Guido L.B. Wiesenberg1, Michael Schmidt2, Jan Schwarzbauer3, and Lorenz Schwark1. (1) Univ. of Cologne, Dept. for Geology and Mineralogy, Zuelpicher Str. 49a, Koeln, 50674, Germany, (2) SWITZERLAND,Zurich Univ., Univ. Zurich Dept. of Geography, Winterthurerstr. 190, Zurich, 8057, SWITZERLAND, (3) RWTH Aachen Univ., Institute of Geology and Geochemistry of Petroleum and Coal, Lochnerstr. 4-20, Aachen, 52056, Germany

It is well established that lipids constitute a major part of the organic components of fresh plant materials and soils (Gregorich et al., 1996). They play an important role in the incorporation of plant material into soil organic matter (SOM) (Koegel-Knabner, 2002) and contain several diagnostic markers for source apportionment and turnover rate determinations.

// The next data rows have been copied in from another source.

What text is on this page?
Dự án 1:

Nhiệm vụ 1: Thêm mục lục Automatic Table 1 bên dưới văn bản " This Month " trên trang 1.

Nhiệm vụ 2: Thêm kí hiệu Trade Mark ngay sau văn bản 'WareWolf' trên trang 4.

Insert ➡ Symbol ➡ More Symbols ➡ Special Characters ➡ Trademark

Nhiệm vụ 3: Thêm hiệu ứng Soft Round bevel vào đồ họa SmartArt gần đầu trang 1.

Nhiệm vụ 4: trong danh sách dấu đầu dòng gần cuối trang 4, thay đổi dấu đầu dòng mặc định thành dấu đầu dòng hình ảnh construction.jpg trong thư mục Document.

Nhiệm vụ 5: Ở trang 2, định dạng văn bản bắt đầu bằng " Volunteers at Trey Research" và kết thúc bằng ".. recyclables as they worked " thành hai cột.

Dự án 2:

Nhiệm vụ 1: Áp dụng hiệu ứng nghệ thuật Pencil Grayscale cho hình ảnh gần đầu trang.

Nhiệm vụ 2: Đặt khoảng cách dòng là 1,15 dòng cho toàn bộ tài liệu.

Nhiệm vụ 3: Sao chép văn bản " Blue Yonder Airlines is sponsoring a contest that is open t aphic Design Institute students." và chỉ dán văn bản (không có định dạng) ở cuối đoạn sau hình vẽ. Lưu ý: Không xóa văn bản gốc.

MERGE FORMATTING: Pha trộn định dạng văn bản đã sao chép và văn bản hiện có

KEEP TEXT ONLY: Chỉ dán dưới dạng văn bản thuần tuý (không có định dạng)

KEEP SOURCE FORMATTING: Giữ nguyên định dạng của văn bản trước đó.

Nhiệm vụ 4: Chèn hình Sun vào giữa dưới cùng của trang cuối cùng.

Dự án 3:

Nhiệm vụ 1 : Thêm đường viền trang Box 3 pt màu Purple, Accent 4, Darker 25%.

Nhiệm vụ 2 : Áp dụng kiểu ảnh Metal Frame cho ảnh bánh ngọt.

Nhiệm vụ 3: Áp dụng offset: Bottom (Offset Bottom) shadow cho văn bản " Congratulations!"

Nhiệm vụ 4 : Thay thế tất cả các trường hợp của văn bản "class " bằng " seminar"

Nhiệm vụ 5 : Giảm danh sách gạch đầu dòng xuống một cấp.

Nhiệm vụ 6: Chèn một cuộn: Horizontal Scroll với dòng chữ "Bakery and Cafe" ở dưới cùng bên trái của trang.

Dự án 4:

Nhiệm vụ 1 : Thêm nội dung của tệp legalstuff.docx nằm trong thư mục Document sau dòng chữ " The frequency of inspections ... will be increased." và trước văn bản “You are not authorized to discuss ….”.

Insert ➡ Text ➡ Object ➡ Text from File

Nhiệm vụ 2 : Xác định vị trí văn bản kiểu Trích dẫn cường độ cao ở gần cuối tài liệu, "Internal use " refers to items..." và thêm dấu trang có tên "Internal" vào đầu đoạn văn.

In contrast to macromolecular SOM-fractions, lipids are suitable for detailed structural and compound-specific δ13C-isotope characterization. In addition to the standard approach for assessment of SOM turnover rates using natural isotopic labelling after monoculture crop switching (e.g. from a C3- to a C4-crop), carbon enrichment experiments (FACE) facilitate turnover estimations of bulk SOC and organic substances as a result of labelling with 13C-depleted CO2. Source apportionment of soil lipids is a prerequisite for interpreting those dynamics, because soil lipids can be derived from numerous sources like bacteria, fungi, algae, plants and others (Dinel et al., 1990). Traditionally, lipids were regarded as a stable SOM-fraction with a high residence time (Bol et al., 1996), although this was only shown for peaty soils. Contrastingly, recent studies on lipids in arable soils demonstrate a faster turnover in the range of decades (Wiesenberg et al., 2004). Plant derived lipids including long-chain alkanes and long-chain carboxylic acids comprise a major part of soil lipids and are thus suitable for detailed lipid dynamic studies. For long-chain carboxylic acids, we introduced the carboxylic acid ratio (CAR), which allows for a differentiation between C3- and C4-crop lipids in plant biomass and to estimate the proportions of C3- and C4-plant derived carbon in soils on a molecular level. New molecular biogeochemical results on arable soils and FACE experiments support the hypothesis of rapid lipid turnover within several decades. However, turnover of lipids is a highly heterogeneous process, controlled by accessibility and degradability.